Bersepeda merupakan pilihan yang menyenangkan bagi saya, karena harganya terjangkau dan memberikan kebebasan untuk bereksplorasi, dibandingkan menyewa tuk-tuk (sejenis angkot di Thailand), karena kalau menyewa tuk-tuk, sopir akan banyak mengarahkan kita ke tempat-tempat yang mungkin tidak terlalu kita sukai seperti ke toko atau pabrik cinderamata.

Suatu pengalaman yang langka saya alami ketika berkunjung ke salah satu kuil bersejarah. Seperti biasa sepeda saya parkir di depan kuil. Tentunya warga setempat mengetahui dengan jelas bahwa saya adalah orang asing, karena di sepeda saya terdapat tanda bahwa sepeda tersebut adalah milik penginapan. Setelah berkeliling kuil saya berniat membeli suvenir di sebuah kedai kecil yang dijaga oleh seorang ibu tua.

Ternyata ibu tersebut tidak bisa berbahasa Inggris, dan saya tidak bisa berbahasa Thailand. Tawar menawar akhirnya menggunakan bahasa isyarat. Ketika tercapai kesepakatan, saya memberinya sejumlah uang, lalu saya mengambil beberapa barang.

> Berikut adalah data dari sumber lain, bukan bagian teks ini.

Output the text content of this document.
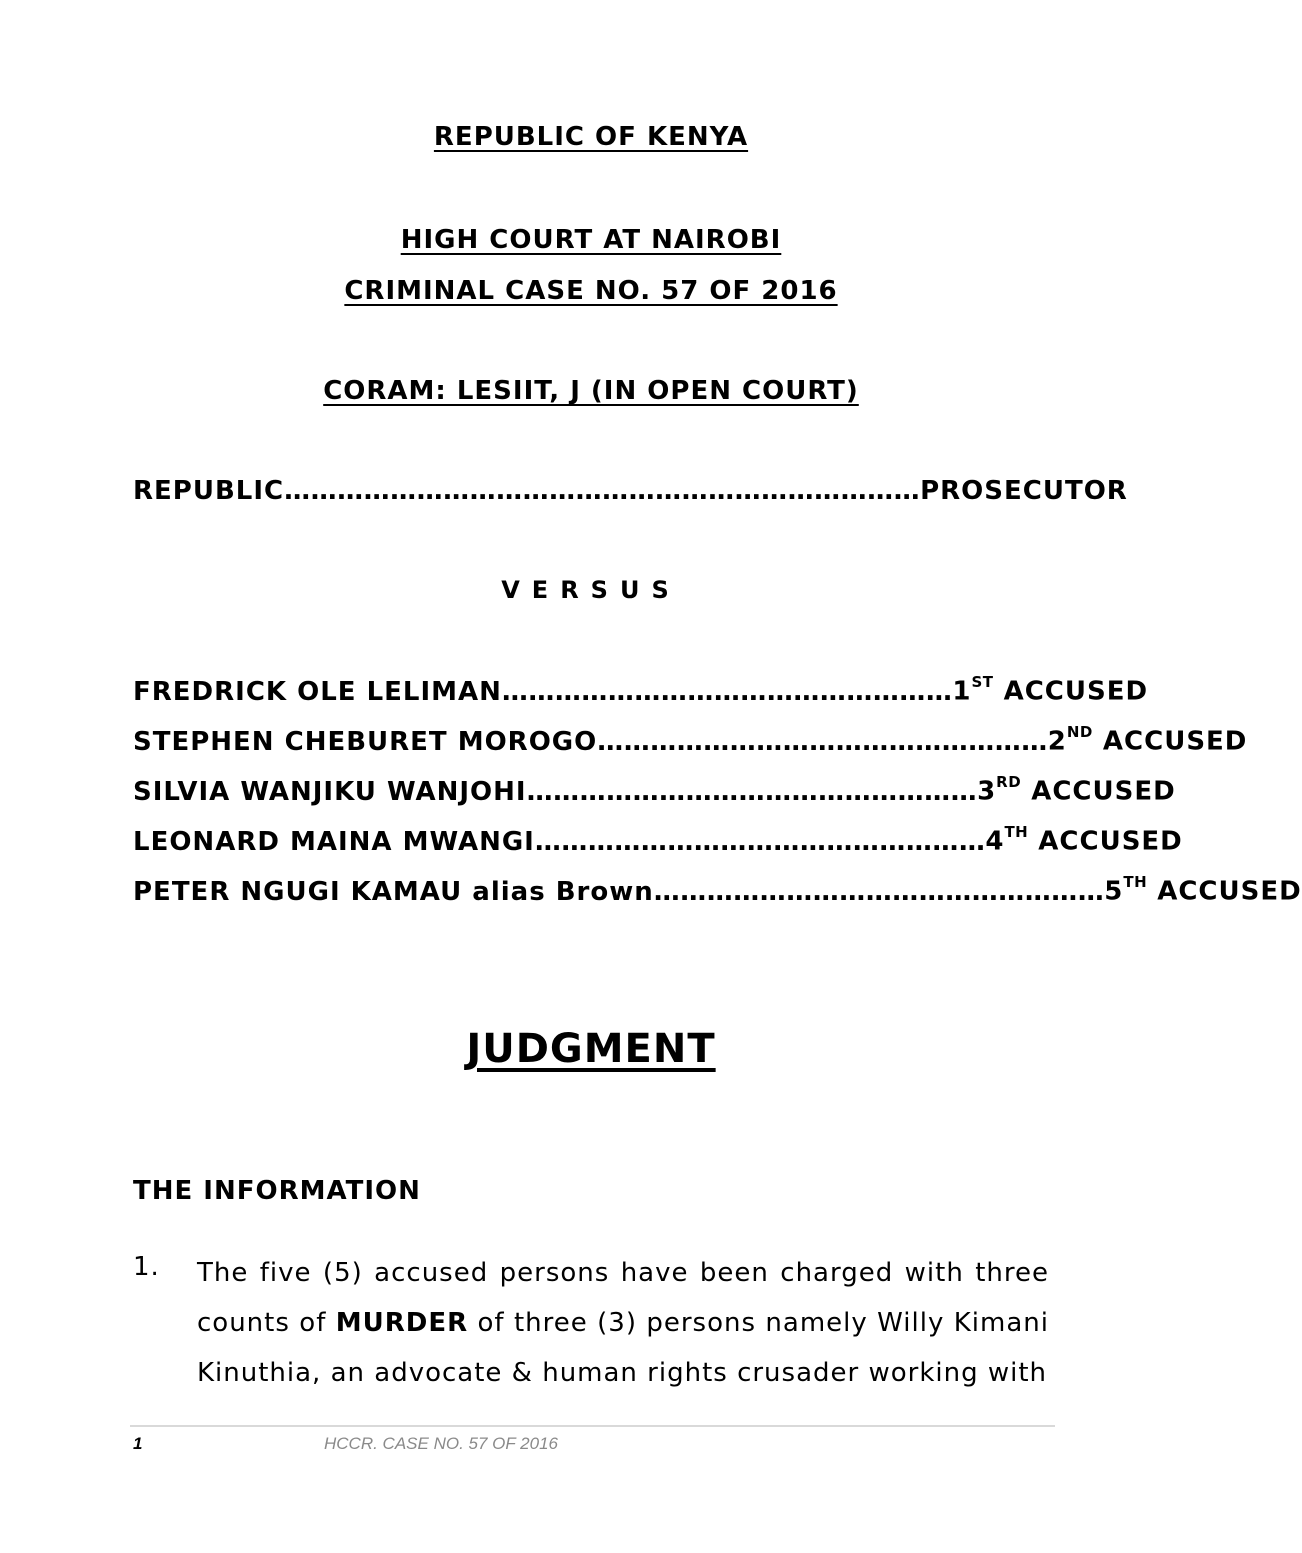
REPUBLIC OF KENYA
HIGH COURT AT NAIROBI
CRIMINAL CASE NO. 57 OF 2016
CORAM: LESIIT, J (IN OPEN COURT)
REPUBLIC ……………………………………………………………… PROSECUTOR
VERSUS
FREDRICK OLE LELIMAN …………………………………………… 1ST ACCUSED
STEPHEN CHEBURET MOROGO …………………………………………… 2ND ACCUSED
SILVIA WANJIKU WANJOHI …………………………………………… 3RD ACCUSED
LEONARD MAINA MWANGI …………………………………………… 4TH ACCUSED
PETER NGUGI KAMAU alias Brown …………………………………………… 5TH ACCUSED
JUDGMENT
THE INFORMATION
1. The five (5) accused persons have been charged with three counts of MURDER of three (3) persons namely Willy Kimani Kinuthia, an advocate & human rights crusader working with
1	HCCR. CASE NO. 57 OF 2016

Saat itu saya tidak tahu kalau terdapat kelebihan dari uang yang saya berikan. Si ibu memasukkan ke dalam plastik barang-barang yang sudah saya ambil.

Ketika saya mau meninggalkan kedai tersebut, si ibu menepuk tangan saya dan mengisyaratkan agar saya mengambil beberapa barang lagi. Saya agak terkejut. Ia kemudian menunjukkan uang yang saya berikan, lalu ia mengisyaratkan lagi untuk mengambil beberapa barang. Saya baru menyadari bahwa saya salah melakukan perhitungan. Lalu segera saya mengambil beberapa barang lagi.

Mudah bagi si ibu untuk menipu saya, karena memang saya yang membuat kesalahan. Tetapi ternyata ia memilih untuk bersikap jujur. Ia tidak mengambil apa yang bukan menjadi miliknya. Suatu hal langka di jaman modern ini. Suatu pelajaran yang berharga pula bagi saya, bahwa uang tidak melulu menjadi tujuan utama dari hidup. Si ibu mungkin merasa tidak damai sejahtera bila ia mengambil uang lebih itu.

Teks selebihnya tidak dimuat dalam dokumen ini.